What kind of useful plants have you planted in your garden this spring?
Well, because more is more, I actually have two gardens – one at home and one at our summer cottage (luckily, the one at the cottage is also taken care of by my aunt). This year I have planted fava beans, green beans, peas, different kinds of lettuces, chard, zucchini, different herbs, strawberries, sweet pepper, tomato, and potatoes. In addition, I grow raspberries, redcurrant, blackcurrant, and gooseberries in both locations. At home I also have two quite large apple trees.
What are your favourite garden flowers?
My all time favourite flowers are peonies. I have a gorgeous pink Sarah Bernhardt in my garden at the moment, but my dream is to have a peony garden with some rare old species from the 17th or 18th century.
Are your kids excited about gardening as well?
They are always excited to enjoy the end result, i.e. the fresh berries, peas, and veggies, which is of course great. They are also helpful when it is harvesting time – our favourite harvesting task is to peel fava beans, because the pods are quite big and easy to handle, and the inside is so soft, like cotton wool.
What tips would you give to a novice gardening enthusiast?

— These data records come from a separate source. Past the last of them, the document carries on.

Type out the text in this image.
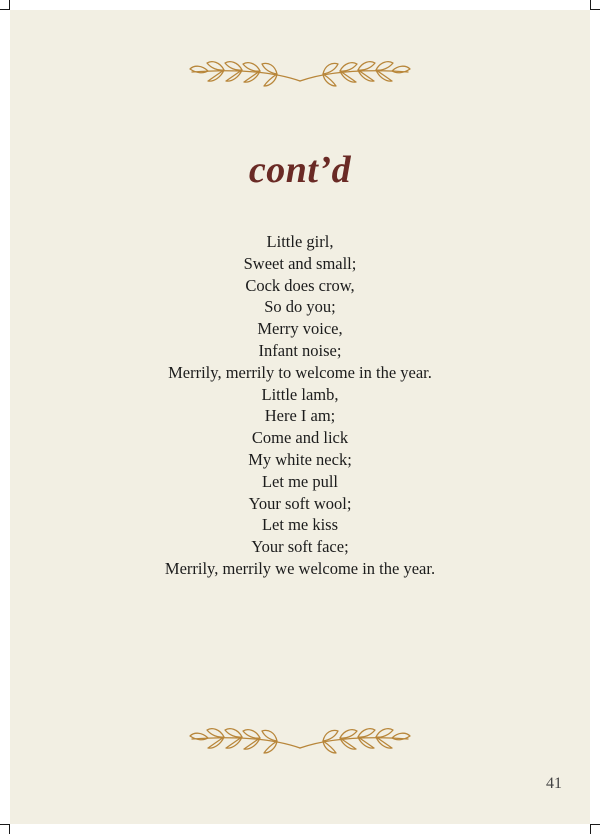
cont’d
Little girl,
Sweet and small;
Cock does crow,
So do you;
Merry voice,
Infant noise;
Merrily, merrily to welcome in the year.
Little lamb,
Here I am;
Come and lick
My white neck;
Let me pull
Your soft wool;
Let me kiss
Your soft face;
Merrily, merrily we welcome in the year.
41
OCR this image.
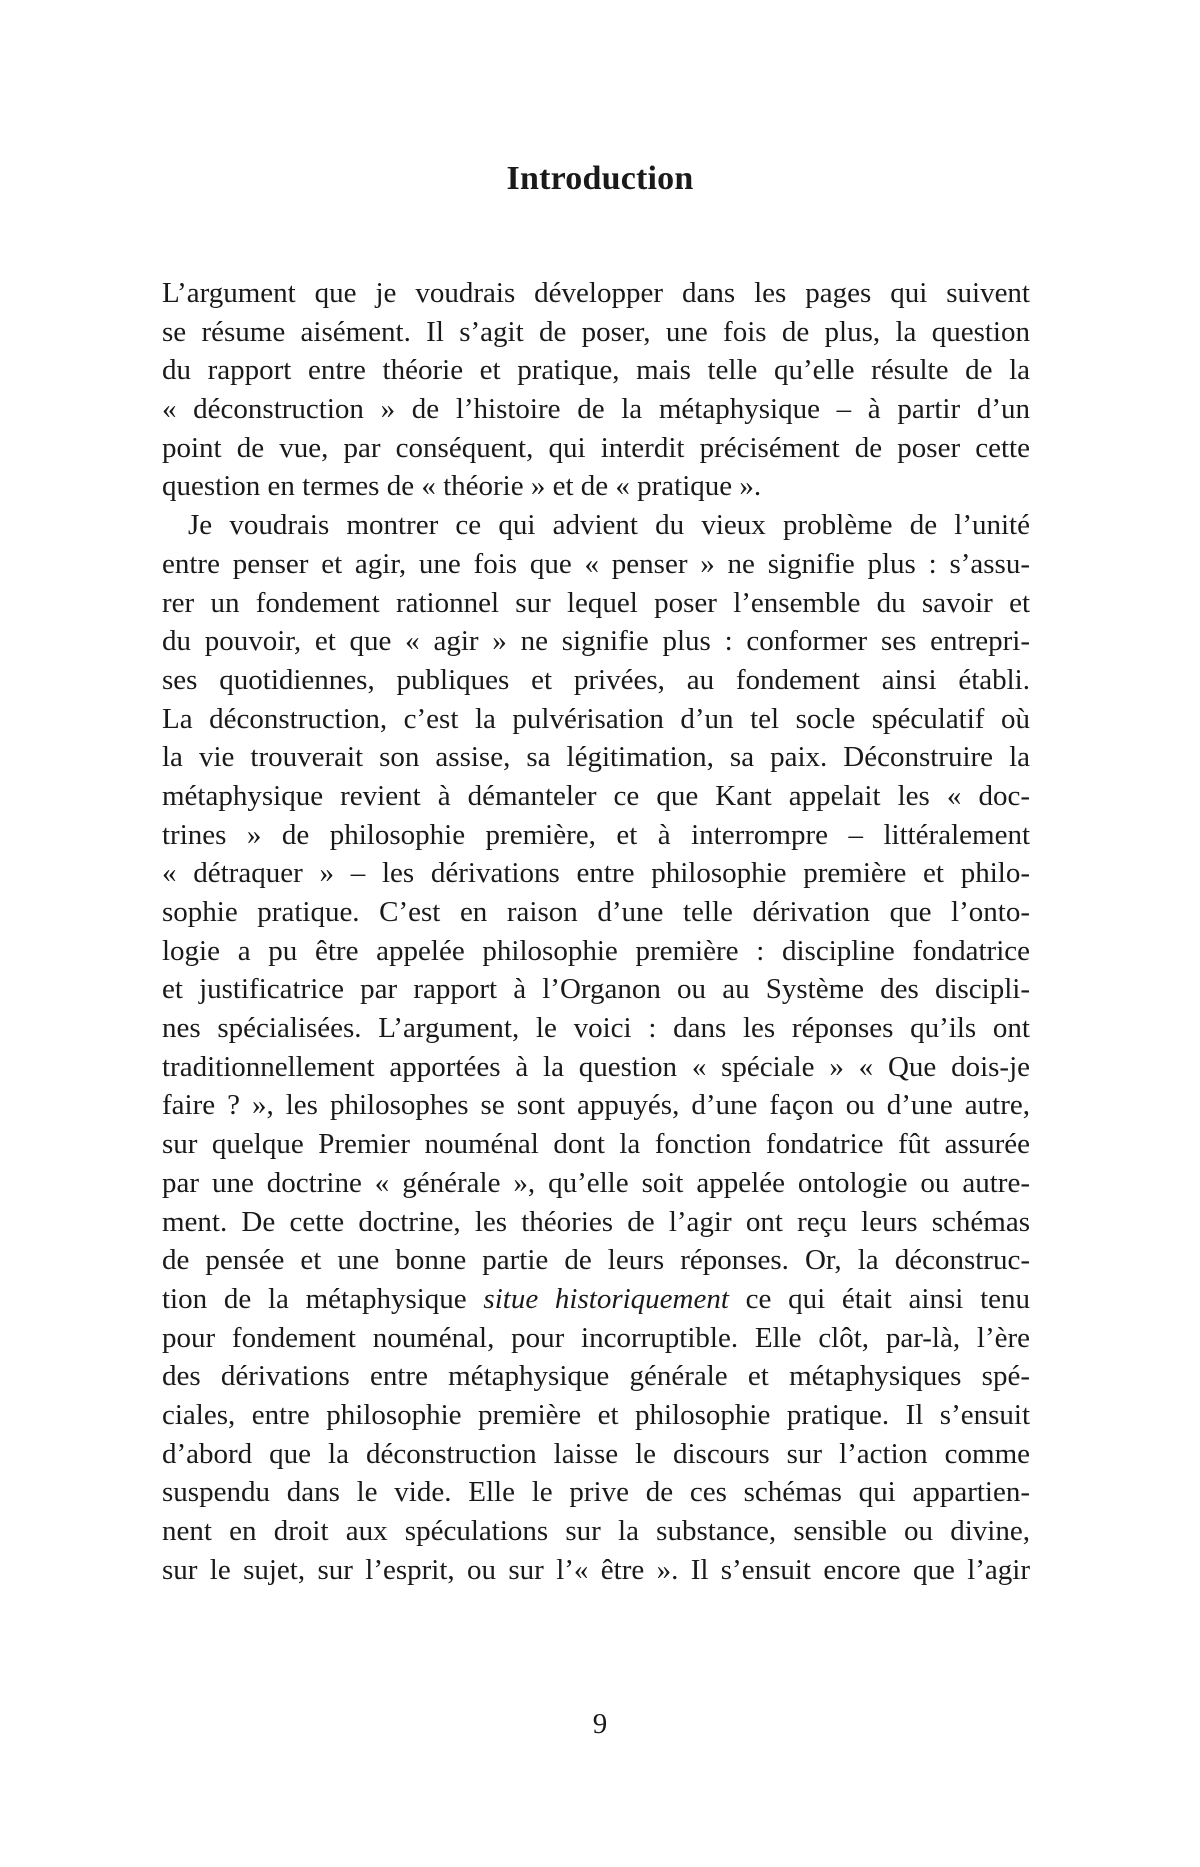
Introduction
L’argument que je voudrais développer dans les pages qui suivent
se résume aisément. Il s’agit de poser, une fois de plus, la question
du rapport entre théorie et pratique, mais telle qu’elle résulte de la
« déconstruction » de l’histoire de la métaphysique – à partir d’un
point de vue, par conséquent, qui interdit précisément de poser cette
question en termes de « théorie » et de « pratique ».
Je voudrais montrer ce qui advient du vieux problème de l’unité
entre penser et agir, une fois que « penser » ne signifie plus : s’assu-
rer un fondement rationnel sur lequel poser l’ensemble du savoir et
du pouvoir, et que « agir » ne signifie plus : conformer ses entrepri-
ses quotidiennes, publiques et privées, au fondement ainsi établi.
La déconstruction, c’est la pulvérisation d’un tel socle spéculatif où
la vie trouverait son assise, sa légitimation, sa paix. Déconstruire la
métaphysique revient à démanteler ce que Kant appelait les « doc-
trines » de philosophie première, et à interrompre – littéralement
« détraquer » – les dérivations entre philosophie première et philo-
sophie pratique. C’est en raison d’une telle dérivation que l’onto-
logie a pu être appelée philosophie première : discipline fondatrice
et justificatrice par rapport à l’Organon ou au Système des discipli-
nes spécialisées. L’argument, le voici : dans les réponses qu’ils ont
traditionnellement apportées à la question « spéciale » « Que dois-je
faire ? », les philosophes se sont appuyés, d’une façon ou d’une autre,
sur quelque Premier nouménal dont la fonction fondatrice fût assurée
par une doctrine « générale », qu’elle soit appelée ontologie ou autre-
ment. De cette doctrine, les théories de l’agir ont reçu leurs schémas
de pensée et une bonne partie de leurs réponses. Or, la déconstruc-
tion de la métaphysique situe historiquement ce qui était ainsi tenu
pour fondement nouménal, pour incorruptible. Elle clôt, par-là, l’ère
des dérivations entre métaphysique générale et métaphysiques spé-
ciales, entre philosophie première et philosophie pratique. Il s’ensuit
d’abord que la déconstruction laisse le discours sur l’action comme
suspendu dans le vide. Elle le prive de ces schémas qui appartien-
nent en droit aux spéculations sur la substance, sensible ou divine,
sur le sujet, sur l’esprit, ou sur l’« être ». Il s’ensuit encore que l’agir
9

Gardening is actually very easy – everything can be learnt by trial and error :) Gardening does not necessarily require a yard; a vegetable garden can be set up on the terrace or balcony. My tip would be to start with something that you enjoy. All you need is a pot, soil, and some seeds or seedlings to start growing your own, pure and organic food. It is good to be careful though – gardening is such an engaging hobby that you might become addicted to it and find yourself spending most of your time uprooting, planting, watering, and being amazed by the wonders of plants.